Context Engineering Our Way to Long-Horizon Agents: LangChain’s Harrison Chase
LangChain’s Harrison Chase argues context engineering — not just better models — is the core unlock behind long-horizon agents finally working.
- Claude Code’s rise is attributed largely to harness quality, not just model quality — Terminal Bench 2 shows Claude Code is not top of leaderboard.

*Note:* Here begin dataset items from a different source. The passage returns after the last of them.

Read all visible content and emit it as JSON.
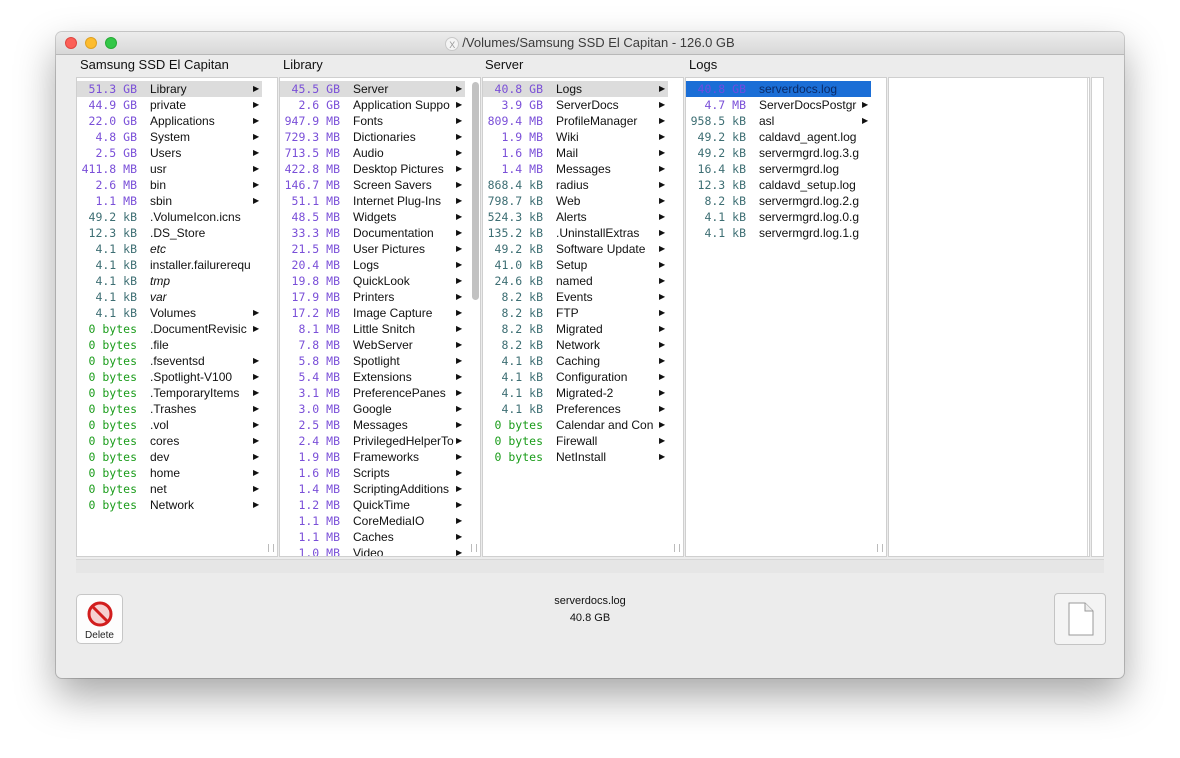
{
  "window": {
    "title": "/Volumes/Samsung SSD El Capitan  - 126.0 GB",
    "title_icon_glyph": "X"
  },
  "columns": [
    {
      "header": "Samsung SSD El Capitan",
      "selected_index": 0,
      "rows": [
        {
          "size": "51.3 GB",
          "name": "Library",
          "unit": "gb",
          "arrow": true
        },
        {
          "size": "44.9 GB",
          "name": "private",
          "unit": "gb",
          "arrow": true
        },
        {
          "size": "22.0 GB",
          "name": "Applications",
          "unit": "gb",
          "arrow": true
        },
        {
          "size": "4.8 GB",
          "name": "System",
          "unit": "gb",
          "arrow": true
        },
        {
          "size": "2.5 GB",
          "name": "Users",
          "unit": "gb",
          "arrow": true
        },
        {
          "size": "411.8 MB",
          "name": "usr",
          "unit": "mb",
          "arrow": true
        },
        {
          "size": "2.6 MB",
          "name": "bin",
          "unit": "mb",
          "arrow": true
        },
        {
          "size": "1.1 MB",
          "name": "sbin",
          "unit": "mb",
          "arrow": true
        },
        {
          "size": "49.2 kB",
          "name": ".VolumeIcon.icns",
          "unit": "kb",
          "arrow": false
        },
        {
          "size": "12.3 kB",
          "name": ".DS_Store",
          "unit": "kb",
          "arrow": false
        },
        {
          "size": "4.1 kB",
          "name": "etc",
          "unit": "kb",
          "arrow": false,
          "italic": true
        },
        {
          "size": "4.1 kB",
          "name": "installer.failurerequ",
          "unit": "kb",
          "arrow": false
        },
        {
          "size": "4.1 kB",
          "name": "tmp",
          "unit": "kb",
          "arrow": false,
          "italic": true
        },
        {
          "size": "4.1 kB",
          "name": "var",
          "unit": "kb",
          "arrow": false,
          "italic": true
        },
        {
          "size": "4.1 kB",
          "name": "Volumes",
          "unit": "kb",
          "arrow": true
        },
        {
          "size": "0 bytes",
          "name": ".DocumentRevisic",
          "unit": "zero",
          "arrow": true
        },
        {
          "size": "0 bytes",
          "name": ".file",
          "unit": "zero",
          "arrow": false
        },
        {
          "size": "0 bytes",
          "name": ".fseventsd",
          "unit": "zero",
          "arrow": true
        },
        {
          "size": "0 bytes",
          "name": ".Spotlight-V100",
          "unit": "zero",
          "arrow": true
        },
        {
          "size": "0 bytes",
          "name": ".TemporaryItems",
          "unit": "zero",
          "arrow": true
        },
        {
          "size": "0 bytes",
          "name": ".Trashes",
          "unit": "zero",
          "arrow": true
        },
        {
          "size": "0 bytes",
          "name": ".vol",
          "unit": "zero",
          "arrow": true
        },
        {
          "size": "0 bytes",
          "name": "cores",
          "unit": "zero",
          "arrow": true
        },
        {
          "size": "0 bytes",
          "name": "dev",
          "unit": "zero",
          "arrow": true
        },
        {
          "size": "0 bytes",
          "name": "home",
          "unit": "zero",
          "arrow": true
        },
        {
          "size": "0 bytes",
          "name": "net",
          "unit": "zero",
          "arrow": true
        },
        {
          "size": "0 bytes",
          "name": "Network",
          "unit": "zero",
          "arrow": true
        }
      ]
    },
    {
      "header": "Library",
      "selected_index": 0,
      "scrollbar": true,
      "rows": [
        {
          "size": "45.5 GB",
          "name": "Server",
          "unit": "gb",
          "arrow": true
        },
        {
          "size": "2.6 GB",
          "name": "Application Suppo",
          "unit": "gb",
          "arrow": true
        },
        {
          "size": "947.9 MB",
          "name": "Fonts",
          "unit": "mb",
          "arrow": true
        },
        {
          "size": "729.3 MB",
          "name": "Dictionaries",
          "unit": "mb",
          "arrow": true
        },
        {
          "size": "713.5 MB",
          "name": "Audio",
          "unit": "mb",
          "arrow": true
        },
        {
          "size": "422.8 MB",
          "name": "Desktop Pictures",
          "unit": "mb",
          "arrow": true
        },
        {
          "size": "146.7 MB",
          "name": "Screen Savers",
          "unit": "mb",
          "arrow": true
        },
        {
          "size": "51.1 MB",
          "name": "Internet Plug-Ins",
          "unit": "mb",
          "arrow": true
        },
        {
          "size": "48.5 MB",
          "name": "Widgets",
          "unit": "mb",
          "arrow": true
        },
        {
          "size": "33.3 MB",
          "name": "Documentation",
          "unit": "mb",
          "arrow": true
        },
        {
          "size": "21.5 MB",
          "name": "User Pictures",
          "unit": "mb",
          "arrow": true
        },
        {
          "size": "20.4 MB",
          "name": "Logs",
          "unit": "mb",
          "arrow": true
        },
        {
          "size": "19.8 MB",
          "name": "QuickLook",
          "unit": "mb",
          "arrow": true
        },
        {
          "size": "17.9 MB",
          "name": "Printers",
          "unit": "mb",
          "arrow": true
        },
        {
          "size": "17.2 MB",
          "name": "Image Capture",
          "unit": "mb",
          "arrow": true
        },
        {
          "size": "8.1 MB",
          "name": "Little Snitch",
          "unit": "mb",
          "arrow": true
        },
        {
          "size": "7.8 MB",
          "name": "WebServer",
          "unit": "mb",
          "arrow": true
        },
        {
          "size": "5.8 MB",
          "name": "Spotlight",
          "unit": "mb",
          "arrow": true
        },
        {
          "size": "5.4 MB",
          "name": "Extensions",
          "unit": "mb",
          "arrow": true
        },
        {
          "size": "3.1 MB",
          "name": "PreferencePanes",
          "unit": "mb",
          "arrow": true
        },
        {
          "size": "3.0 MB",
          "name": "Google",
          "unit": "mb",
          "arrow": true
        },
        {
          "size": "2.5 MB",
          "name": "Messages",
          "unit": "mb",
          "arrow": true
        },
        {
          "size": "2.4 MB",
          "name": "PrivilegedHelperTo",
          "unit": "mb",
          "arrow": true
        },
        {
          "size": "1.9 MB",
          "name": "Frameworks",
          "unit": "mb",
          "arrow": true
        },
        {
          "size": "1.6 MB",
          "name": "Scripts",
          "unit": "mb",
          "arrow": true
        },
        {
          "size": "1.4 MB",
          "name": "ScriptingAdditions",
          "unit": "mb",
          "arrow": true
        },
        {
          "size": "1.2 MB",
          "name": "QuickTime",
          "unit": "mb",
          "arrow": true
        },
        {
          "size": "1.1 MB",
          "name": "CoreMediaIO",
          "unit": "mb",
          "arrow": true
        },
        {
          "size": "1.1 MB",
          "name": "Caches",
          "unit": "mb",
          "arrow": true
        },
        {
          "size": "1.0 MB",
          "name": "Video",
          "unit": "mb",
          "arrow": true
        }
      ]
    },
    {
      "header": "Server",
      "selected_index": 0,
      "rows": [
        {
          "size": "40.8 GB",
          "name": "Logs",
          "unit": "gb",
          "arrow": true
        },
        {
          "size": "3.9 GB",
          "name": "ServerDocs",
          "unit": "gb",
          "arrow": true
        },
        {
          "size": "809.4 MB",
          "name": "ProfileManager",
          "unit": "mb",
          "arrow": true
        },
        {
          "size": "1.9 MB",
          "name": "Wiki",
          "unit": "mb",
          "arrow": true
        },
        {
          "size": "1.6 MB",
          "name": "Mail",
          "unit": "mb",
          "arrow": true
        },
        {
          "size": "1.4 MB",
          "name": "Messages",
          "unit": "mb",
          "arrow": true
        },
        {
          "size": "868.4 kB",
          "name": "radius",
          "unit": "kb",
          "arrow": true
        },
        {
          "size": "798.7 kB",
          "name": "Web",
          "unit": "kb",
          "arrow": true
        },
        {
          "size": "524.3 kB",
          "name": "Alerts",
          "unit": "kb",
          "arrow": true
        },
        {
          "size": "135.2 kB",
          "name": ".UninstallExtras",
          "unit": "kb",
          "arrow": true
        },
        {
          "size": "49.2 kB",
          "name": "Software Update",
          "unit": "kb",
          "arrow": true
        },
        {
          "size": "41.0 kB",
          "name": "Setup",
          "unit": "kb",
          "arrow": true
        },
        {
          "size": "24.6 kB",
          "name": "named",
          "unit": "kb",
          "arrow": true
        },
        {
          "size": "8.2 kB",
          "name": "Events",
          "unit": "kb",
          "arrow": true
        },
        {
          "size": "8.2 kB",
          "name": "FTP",
          "unit": "kb",
          "arrow": true
        },
        {
          "size": "8.2 kB",
          "name": "Migrated",
          "unit": "kb",
          "arrow": true
        },
        {
          "size": "8.2 kB",
          "name": "Network",
          "unit": "kb",
          "arrow": true
        },
        {
          "size": "4.1 kB",
          "name": "Caching",
          "unit": "kb",
          "arrow": true
        },
        {
          "size": "4.1 kB",
          "name": "Configuration",
          "unit": "kb",
          "arrow": true
        },
        {
          "size": "4.1 kB",
          "name": "Migrated-2",
          "unit": "kb",
          "arrow": true
        },
        {
          "size": "4.1 kB",
          "name": "Preferences",
          "unit": "kb",
          "arrow": true
        },
        {
          "size": "0 bytes",
          "name": "Calendar and Con",
          "unit": "zero",
          "arrow": true
        },
        {
          "size": "0 bytes",
          "name": "Firewall",
          "unit": "zero",
          "arrow": true
        },
        {
          "size": "0 bytes",
          "name": "NetInstall",
          "unit": "zero",
          "arrow": true
        }
      ]
    },
    {
      "header": "Logs",
      "selected_index": 0,
      "active": true,
      "rows": [
        {
          "size": "40.8 GB",
          "name": "serverdocs.log",
          "unit": "gb",
          "arrow": false
        },
        {
          "size": "4.7 MB",
          "name": "ServerDocsPostgr",
          "unit": "mb",
          "arrow": true
        },
        {
          "size": "958.5 kB",
          "name": "asl",
          "unit": "kb",
          "arrow": true
        },
        {
          "size": "49.2 kB",
          "name": "caldavd_agent.log",
          "unit": "kb",
          "arrow": false
        },
        {
          "size": "49.2 kB",
          "name": "servermgrd.log.3.g",
          "unit": "kb",
          "arrow": false
        },
        {
          "size": "16.4 kB",
          "name": "servermgrd.log",
          "unit": "kb",
          "arrow": false
        },
        {
          "size": "12.3 kB",
          "name": "caldavd_setup.log",
          "unit": "kb",
          "arrow": false
        },
        {
          "size": "8.2 kB",
          "name": "servermgrd.log.2.g",
          "unit": "kb",
          "arrow": false
        },
        {
          "size": "4.1 kB",
          "name": "servermgrd.log.0.g",
          "unit": "kb",
          "arrow": false
        },
        {
          "size": "4.1 kB",
          "name": "servermgrd.log.1.g",
          "unit": "kb",
          "arrow": false
        }
      ]
    }
  ],
  "footer": {
    "delete_label": "Delete",
    "delete_icon": "no-entry-icon",
    "selected_name": "serverdocs.log",
    "selected_size": "40.8 GB",
    "preview_icon": "document-icon"
  }
}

- Harrison noticed the long-horizon agent inflection point in June–July 2025 when Claude Code, Deep Research, and Manus all converged on the same core loop architecture.
- Every serious long-horizon agent harness today uses file system access; Chase calls himself ‘file system pilled’ and says it is non-negotiable for context management.
- Agent memory creates compounding moat: Chase’s own email agent became worse when moved to a new system that lost accumulated memories, blocking his migration.
- Traces, not code, are the new source of truth for debugging agents — teams share LangSmith trace links instead of GitHub links when something breaks.
- Junior developers and younger founders outperform senior engineers at agent building because they lack preconceived notions about deterministic software.
- ‘Sleep-time compute’ — agents reviewing their own daily traces overnight and updating their own instruction files — is the next memory frontier Chase is building toward.
- Browser use is not ready; code execution in sandboxes is the reliable general-purpose tool, with coding agents potentially becoming the default general-purpose agent architecture.